Par ailleurs, un vécu architectural de l’expérience humaine a également des conséquences spatiales directes. J’aime par exemple intégrer des vides ou des plafonds très hauts dans des habitations plutôt simples parce que, associés à un jeu de matériaux soigneusement choisis, ils évoquent le sacré et d’autres projets dotés d’un programme sacré que j’ai réalisés. Ces décisions, que je peux difficilement justifier par des arguments, sont précisément là pour créer l’expérience totale qui caractérise mes bâtiments.

A+ Vous avez grandi et habitez toujours dans le Bregenzerwald, une région réputée pour la qualité de son savoir-faire, en particulier dans la construction en bois. Quelles conséquences cela a-t-il sur votre travail ?

BB Mon vécu compte beaucoup pour moi et explique probablement que je m’intéresse spécifiquement à l’architecture en tant que discipline du « faire ». Dans mes réalisations, je veux m’appuyer sur les possibilités techniques de la construction et sur la richesse du métier et du matériau.

Imaginer un projet, c’est déjà le réaliser. Le processus qui consiste à dénicher la méthode d’exécution adéquate est plus intéressant que le développement ou l’application de certaines idéologies architecturales. Mon objectif est simplement de rester au plus près de la demande et de l’intégrer avec un maximum de justesse dans le contexte physique, social et culturel. C’est la seule façon qui me permette de créer une ambiance ou une perception de l’espace précis. Mais on pourrait également dire que le bâtiment, dans un certain sens, se crée à partir de la « substance », du « matériau ». Cela fut particulièrement le cas dans le processus de création de l’Alpine Sportcentrum de Schruns, où le projet donne l’impression d’avoir été directement sculpté dans la roche.

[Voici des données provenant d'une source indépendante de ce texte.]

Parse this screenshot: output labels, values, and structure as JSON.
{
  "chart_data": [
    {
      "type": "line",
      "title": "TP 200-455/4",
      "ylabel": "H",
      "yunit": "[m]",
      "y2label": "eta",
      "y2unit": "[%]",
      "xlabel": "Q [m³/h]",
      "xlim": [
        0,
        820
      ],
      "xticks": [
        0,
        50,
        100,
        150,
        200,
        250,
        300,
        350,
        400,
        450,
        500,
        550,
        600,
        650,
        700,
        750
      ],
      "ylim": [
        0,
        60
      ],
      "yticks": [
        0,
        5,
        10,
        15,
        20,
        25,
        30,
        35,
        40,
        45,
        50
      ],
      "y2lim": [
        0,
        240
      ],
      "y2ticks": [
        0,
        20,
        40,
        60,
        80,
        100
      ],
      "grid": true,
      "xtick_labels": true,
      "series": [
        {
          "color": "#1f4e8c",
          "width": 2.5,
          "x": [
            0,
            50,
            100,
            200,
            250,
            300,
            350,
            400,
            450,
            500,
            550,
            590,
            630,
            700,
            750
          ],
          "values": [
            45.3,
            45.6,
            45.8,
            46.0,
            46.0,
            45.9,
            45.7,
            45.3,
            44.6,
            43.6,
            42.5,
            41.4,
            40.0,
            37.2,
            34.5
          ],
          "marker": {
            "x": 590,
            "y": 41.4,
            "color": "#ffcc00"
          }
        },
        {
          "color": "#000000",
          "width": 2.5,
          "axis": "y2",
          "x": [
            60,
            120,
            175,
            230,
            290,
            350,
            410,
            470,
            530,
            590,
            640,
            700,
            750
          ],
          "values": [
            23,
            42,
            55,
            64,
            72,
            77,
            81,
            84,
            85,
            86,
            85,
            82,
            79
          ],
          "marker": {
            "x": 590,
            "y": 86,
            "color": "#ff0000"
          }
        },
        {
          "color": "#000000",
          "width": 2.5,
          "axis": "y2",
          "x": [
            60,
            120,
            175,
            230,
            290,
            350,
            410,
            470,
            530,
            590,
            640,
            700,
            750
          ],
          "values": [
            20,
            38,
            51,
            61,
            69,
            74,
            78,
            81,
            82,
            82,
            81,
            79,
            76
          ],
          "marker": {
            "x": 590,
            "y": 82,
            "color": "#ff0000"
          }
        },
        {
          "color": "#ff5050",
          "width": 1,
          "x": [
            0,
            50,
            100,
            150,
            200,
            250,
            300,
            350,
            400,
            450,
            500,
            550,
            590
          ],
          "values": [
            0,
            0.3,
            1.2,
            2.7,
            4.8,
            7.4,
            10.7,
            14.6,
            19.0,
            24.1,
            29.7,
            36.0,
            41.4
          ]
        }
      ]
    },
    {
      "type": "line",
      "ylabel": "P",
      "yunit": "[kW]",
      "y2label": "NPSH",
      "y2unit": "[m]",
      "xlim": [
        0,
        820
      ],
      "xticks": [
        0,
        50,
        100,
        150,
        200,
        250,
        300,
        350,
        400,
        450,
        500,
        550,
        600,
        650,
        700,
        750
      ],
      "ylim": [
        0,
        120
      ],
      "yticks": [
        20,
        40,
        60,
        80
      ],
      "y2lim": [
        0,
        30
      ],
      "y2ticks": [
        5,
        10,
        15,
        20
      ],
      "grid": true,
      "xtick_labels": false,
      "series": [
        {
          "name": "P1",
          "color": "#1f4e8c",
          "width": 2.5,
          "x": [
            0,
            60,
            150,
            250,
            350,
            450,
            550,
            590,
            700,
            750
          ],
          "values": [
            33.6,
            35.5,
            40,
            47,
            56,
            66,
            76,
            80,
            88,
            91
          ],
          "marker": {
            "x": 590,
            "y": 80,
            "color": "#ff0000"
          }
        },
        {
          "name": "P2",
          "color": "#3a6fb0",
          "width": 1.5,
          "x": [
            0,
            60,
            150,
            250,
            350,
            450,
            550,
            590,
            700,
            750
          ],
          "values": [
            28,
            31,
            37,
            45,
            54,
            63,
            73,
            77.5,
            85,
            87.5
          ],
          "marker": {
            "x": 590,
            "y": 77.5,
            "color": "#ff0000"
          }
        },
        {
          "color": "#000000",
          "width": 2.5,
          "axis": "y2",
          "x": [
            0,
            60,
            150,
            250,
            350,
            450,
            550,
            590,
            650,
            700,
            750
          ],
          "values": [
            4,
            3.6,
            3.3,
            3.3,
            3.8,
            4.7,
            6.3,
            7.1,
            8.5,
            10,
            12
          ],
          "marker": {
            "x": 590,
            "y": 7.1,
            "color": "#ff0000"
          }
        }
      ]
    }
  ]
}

L’évidence des matériaux donne naissance à des espaces harmonieux qui se répondent apparemment avec fluidité, comme dans les différents espaces de prière du cimetière musulman d’Altach, où le béton teinté dans la masse et le bois entrent en dialogue. En tous les cas, le recours à la construction en bois est un moyen éprouvé de créer le lien avec le contexte rural de la région. La maison villageoise à Steinberg ou encore la maison « am Schopfacker » de Trogen, toutes deux presque entièrement construites en bois, illustrent la manière dont l’utilisation du matériau contribue à l’unité entre l’intérieur et l’extérieur, entre la maison et le village.

Construire en bois rapproche en outre l’architecture d’autres disciplines telles que l’ébénisterie, voire la facture d’instruments de musique. L’espace devient alors une caisse de résonance où l’harmonie entre la forme et le matériau produit un timbre spécifique. La chapelle Salgenreute est un exemple de projet où nous avons atteint une unité parfaite entre volume, matériau et fonction, qui était importante pour la manière de s’approprier le lieu.